Choosing the columns of the reduced column form of the matrix as the basis elements?

Question

I was trying this tutorial problem Finding the basis and its dimension, I am trying to understand why she has not taken the first three columns of the reduced matrix as its basis elements rather she took the first three columns(that is the corresponding columns of the reduced matrix) as the basis elements as can be seen at slot 7:15.

Answer 1

We are interested in a basis of the column space. Row operations does not preserve the column space.

As an example, $A_1 = \begin{bmatrix}0 & 0 \\ 1 & 0 \end{bmatrix}$ has its RREF being $R_1 = \begin{bmatrix}1 & 0 \\ 0 & 0 \end{bmatrix}$. Clearly $\left\{ \begin{bmatrix} 0 \\ 1 \end{bmatrix}\right\}$ and $\left\{ \begin{bmatrix} 1 \\ 0 \end{bmatrix}\right\}$ span different space.

Another example is , $A_2 = \begin{bmatrix}1 & 1 \\ 2 & 2 \end{bmatrix}$ has its RREF being $R_2=\begin{bmatrix}1 & 1 \\ 0 & 0 \end{bmatrix}$. Clearly $\left\{ \begin{bmatrix} 1 \\ 2 \end{bmatrix}\right\}$ and $\left\{ \begin{bmatrix} 1 \\ 0 \end{bmatrix}\right\}$ span different space.

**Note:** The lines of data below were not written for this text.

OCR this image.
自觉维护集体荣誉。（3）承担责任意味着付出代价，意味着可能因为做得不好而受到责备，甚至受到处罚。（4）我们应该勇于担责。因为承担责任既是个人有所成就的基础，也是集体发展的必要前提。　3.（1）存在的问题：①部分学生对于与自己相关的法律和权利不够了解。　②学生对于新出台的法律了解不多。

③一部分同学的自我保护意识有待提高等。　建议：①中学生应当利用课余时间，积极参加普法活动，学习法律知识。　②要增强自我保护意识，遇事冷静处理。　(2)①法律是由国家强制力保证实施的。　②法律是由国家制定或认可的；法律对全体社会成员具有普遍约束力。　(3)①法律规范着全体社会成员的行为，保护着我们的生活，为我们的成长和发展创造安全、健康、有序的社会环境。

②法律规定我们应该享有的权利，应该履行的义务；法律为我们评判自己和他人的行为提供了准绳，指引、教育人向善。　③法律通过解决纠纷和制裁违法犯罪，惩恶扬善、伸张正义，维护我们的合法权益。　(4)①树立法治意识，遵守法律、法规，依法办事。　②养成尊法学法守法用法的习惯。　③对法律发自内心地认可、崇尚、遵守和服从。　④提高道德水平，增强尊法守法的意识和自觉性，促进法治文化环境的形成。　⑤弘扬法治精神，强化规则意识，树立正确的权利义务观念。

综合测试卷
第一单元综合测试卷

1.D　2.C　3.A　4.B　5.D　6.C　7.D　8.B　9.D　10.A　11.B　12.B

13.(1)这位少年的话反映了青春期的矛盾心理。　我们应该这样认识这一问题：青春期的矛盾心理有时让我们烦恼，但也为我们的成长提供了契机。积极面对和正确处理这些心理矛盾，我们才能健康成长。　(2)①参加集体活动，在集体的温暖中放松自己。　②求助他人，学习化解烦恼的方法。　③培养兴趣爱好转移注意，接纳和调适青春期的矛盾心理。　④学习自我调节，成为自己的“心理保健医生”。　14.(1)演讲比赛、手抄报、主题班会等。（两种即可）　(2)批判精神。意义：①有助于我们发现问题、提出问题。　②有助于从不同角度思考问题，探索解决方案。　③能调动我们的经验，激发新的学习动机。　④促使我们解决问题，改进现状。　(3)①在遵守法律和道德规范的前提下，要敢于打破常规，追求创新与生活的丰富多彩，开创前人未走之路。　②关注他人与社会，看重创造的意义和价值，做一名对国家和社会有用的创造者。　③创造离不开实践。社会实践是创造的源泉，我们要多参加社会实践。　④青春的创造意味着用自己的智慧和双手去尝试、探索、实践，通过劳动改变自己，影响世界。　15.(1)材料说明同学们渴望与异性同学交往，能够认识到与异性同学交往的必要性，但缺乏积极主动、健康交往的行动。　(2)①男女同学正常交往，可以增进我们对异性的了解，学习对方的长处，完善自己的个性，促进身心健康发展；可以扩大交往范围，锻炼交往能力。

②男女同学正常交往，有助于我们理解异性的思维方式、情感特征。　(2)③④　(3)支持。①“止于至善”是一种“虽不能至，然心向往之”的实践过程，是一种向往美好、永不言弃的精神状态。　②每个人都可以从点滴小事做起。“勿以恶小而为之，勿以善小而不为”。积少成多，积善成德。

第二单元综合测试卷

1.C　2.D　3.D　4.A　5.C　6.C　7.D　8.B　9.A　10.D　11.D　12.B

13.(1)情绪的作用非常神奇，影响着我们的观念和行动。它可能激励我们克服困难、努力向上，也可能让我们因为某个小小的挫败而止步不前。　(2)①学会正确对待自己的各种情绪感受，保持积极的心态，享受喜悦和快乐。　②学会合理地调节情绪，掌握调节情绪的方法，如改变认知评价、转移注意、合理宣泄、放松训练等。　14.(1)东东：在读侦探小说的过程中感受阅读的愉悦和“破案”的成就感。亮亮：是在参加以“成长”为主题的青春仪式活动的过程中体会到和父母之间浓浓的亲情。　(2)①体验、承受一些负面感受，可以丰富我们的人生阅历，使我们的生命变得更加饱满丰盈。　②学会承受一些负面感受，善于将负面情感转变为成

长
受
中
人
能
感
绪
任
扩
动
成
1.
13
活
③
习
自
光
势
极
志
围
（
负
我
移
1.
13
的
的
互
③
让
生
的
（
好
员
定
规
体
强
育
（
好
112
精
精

It is known that the pivot columns spans the column space. Hence, she took the corresponding column in the original matrix.

Edit:

The column space of $A_1$ can be described as $\operatorname{Span}\left\{ \begin{bmatrix} 0 \\ 1 \end{bmatrix},\begin{bmatrix} 0 \\ 0 \end{bmatrix} \right\}=\operatorname{Span}\left\{ \begin{bmatrix} 0 \\ 1 \end{bmatrix}\right\}$

The column space of $R_1$ can be described as $\operatorname{Span}\left\{ \begin{bmatrix} 1 \\ 0 \end{bmatrix},\begin{bmatrix} 0 \\ 0 \end{bmatrix} \right\}=\operatorname{Span}\left\{ \begin{bmatrix} 1 \\ 0 \end{bmatrix}\right\}$